Maxime Fabi, directeur général du Groupe Faro, peut en témoigner. Ce commerçant, qui a ouvert une succursale Brûlerie Faro, rue Sainte-Catherine, à Montréal, en 2018, demeure très sceptique quant à l’éventuelle reprise des activités. «Même si nous parvenons à rouvrir cette succursale, j’appréhende un achalandage qui sera loin de justifier le prix que je paie pour le loyer.»
Cet entrepreneur discute actuellement avec le locateur pour trouver un nouveau terrain d’entente. Sa suggestion : réduire le prix du loyer et l’ajuster régulièrement en fonction du retour de la clientèle.
À quand une loi?
Contrairement aux Allemands, qui disposent d’une loi fédérale afin de mieux orchestrer leur développement commercial, le Québec et ses municipalités n’ont jamais mis en place de telles mesures d’urbanisme, déplore le consultant Glenn Castanheira. Beaucoup de commerçants, dit-il, dont les villes ont développé de nouvelles zones commerciales à grande surface près de leur centre-ville, risquent, eux aussi, d’être affectés par les retombées de la pandémie. «De plus, la fiscalité municipale québécoise date de Mathusalem. Par conséquent, il arrive régulièrement qu’un petit commerçant installé au centre-ville paie trois fois plus cher en taxes le pied carré qu’une grande surface. C’est inconcevable !»
La situation pourrait néanmoins s’améliorer avec la création du Regroupe- ment des sociétés de développement commercial du Québec, en octobre 2019. L’organisme réunit actuellement une cinquantaine de SDC.

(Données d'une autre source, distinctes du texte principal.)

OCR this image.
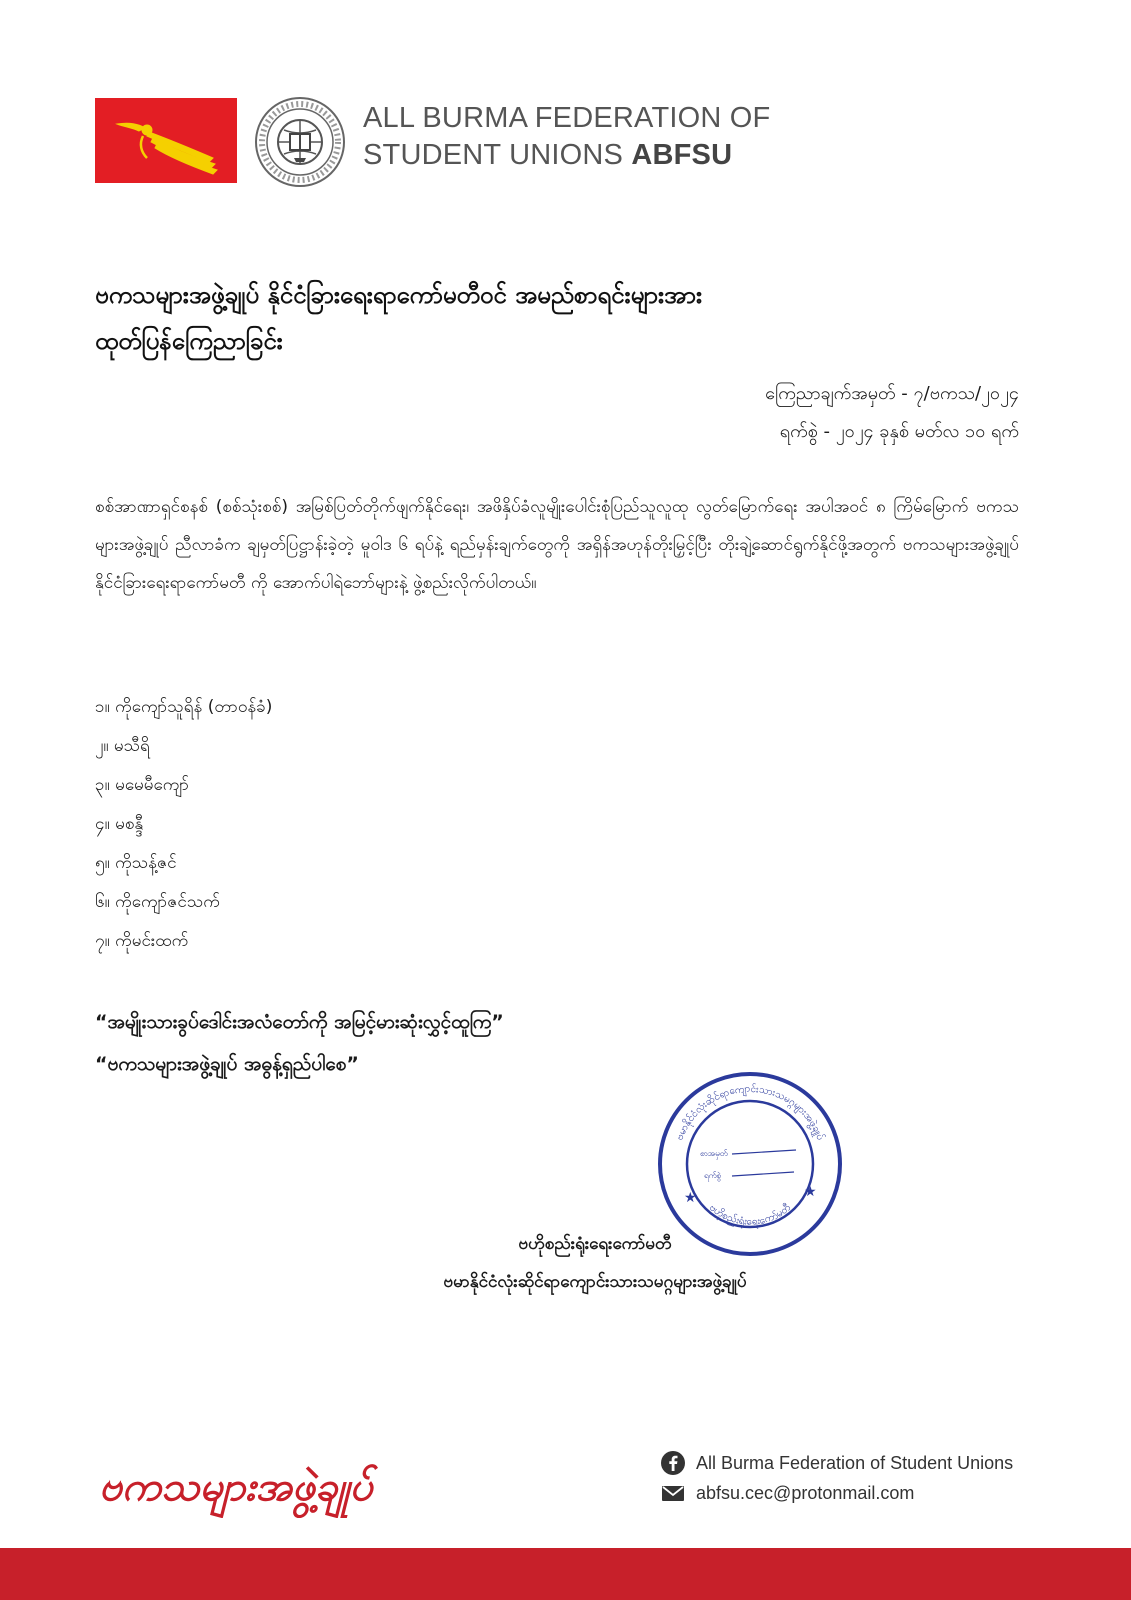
ALL BURMA FEDERATION OF
STUDENT UNIONS ABFSU
ဗကသများအဖွဲ့ချုပ် နိုင်ငံခြားရေးရာကော်မတီဝင် အမည်စာရင်းများအား
ထုတ်ပြန်ကြေညာခြင်း
ကြေညာချက်အမှတ် - ၇/ဗကသ/၂၀၂၄
ရက်စွဲ - ၂၀၂၄ ခုနှစ် မတ်လ ၁၀ ရက်
စစ်အာဏာရှင်စနစ် (စစ်သုံးစစ်) အမြစ်ပြတ်တိုက်ဖျက်နိုင်ရေး၊ အဖိနှိပ်ခံလူမျိုးပေါင်းစုံပြည်သူလူထု လွတ်မြောက်ရေး အပါအဝင် ၈ ကြိမ်မြောက် ဗကသများအဖွဲ့ချုပ် ညီလာခံက ချမှတ်ပြဋ္ဌာန်းခဲ့တဲ့ မူဝါဒ ၆ ရပ်နဲ့ ရည်မှန်းချက်တွေကို အရှိန်အဟုန်တိုးမြှင့်ပြီး တိုးချဲ့ဆောင်ရွက်နိုင်ဖို့အတွက် ဗကသများအဖွဲ့ချုပ် နိုင်ငံခြားရေးရာကော်မတီ ကို အောက်ပါရဲဘော်များနဲ့ ဖွဲ့စည်းလိုက်ပါတယ်။
၁။ ကိုကျော်သူရိန် (တာဝန်ခံ)
၂။ မသီရိ
၃။ မမေမီကျော်
၄။ မစန္ဒီ
၅။ ကိုသန့်ဇင်
၆။ ကိုကျော်ဇင်သက်
၇။ ကိုမင်းထက်
“အမျိုးသားခွပ်ဒေါင်းအလံတော်ကို အမြင့်မားဆုံးလွှင့်ထူကြ”
“ဗကသများအဖွဲ့ချုပ် အဓွန့်ရှည်ပါစေ”
ဗမာနိုင်ငံလုံးဆိုင်ရာကျောင်းသားသမဂ္ဂများအဖွဲ့ချုပ်
ဗဟိုစည်းရုံးရေးကော်မတီ
စာအမှတ်
ရက်စွဲ
★	★
ဗဟိုစည်းရုံးရေးကော်မတီ
ဗမာနိုင်ငံလုံးဆိုင်ရာကျောင်းသားသမဂ္ဂများအဖွဲ့ချုပ်
ဗကသများအဖွဲ့ချုပ်
All Burma Federation of Student Unions
abfsu.cec@protonmail.com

En attendant, de l’avis de Glenn Castanheira, la COVID-19 donne une belle occasion aux villes, aux municipalités et aux quartiers de faire leurs devoirs et clairement déterminer les catégories d’artères pour en assurer leur diversification et leur viabilité. «Les artères commerciales composées à 80 % de bars, de restaurants et de crèmeries ont paru pendant des années comme étant des rues en santé. Aujourd’hui, leur manque de diversité montre à quel point ces artères sont à un cheveu de s’effondrer si rien n’est fait.»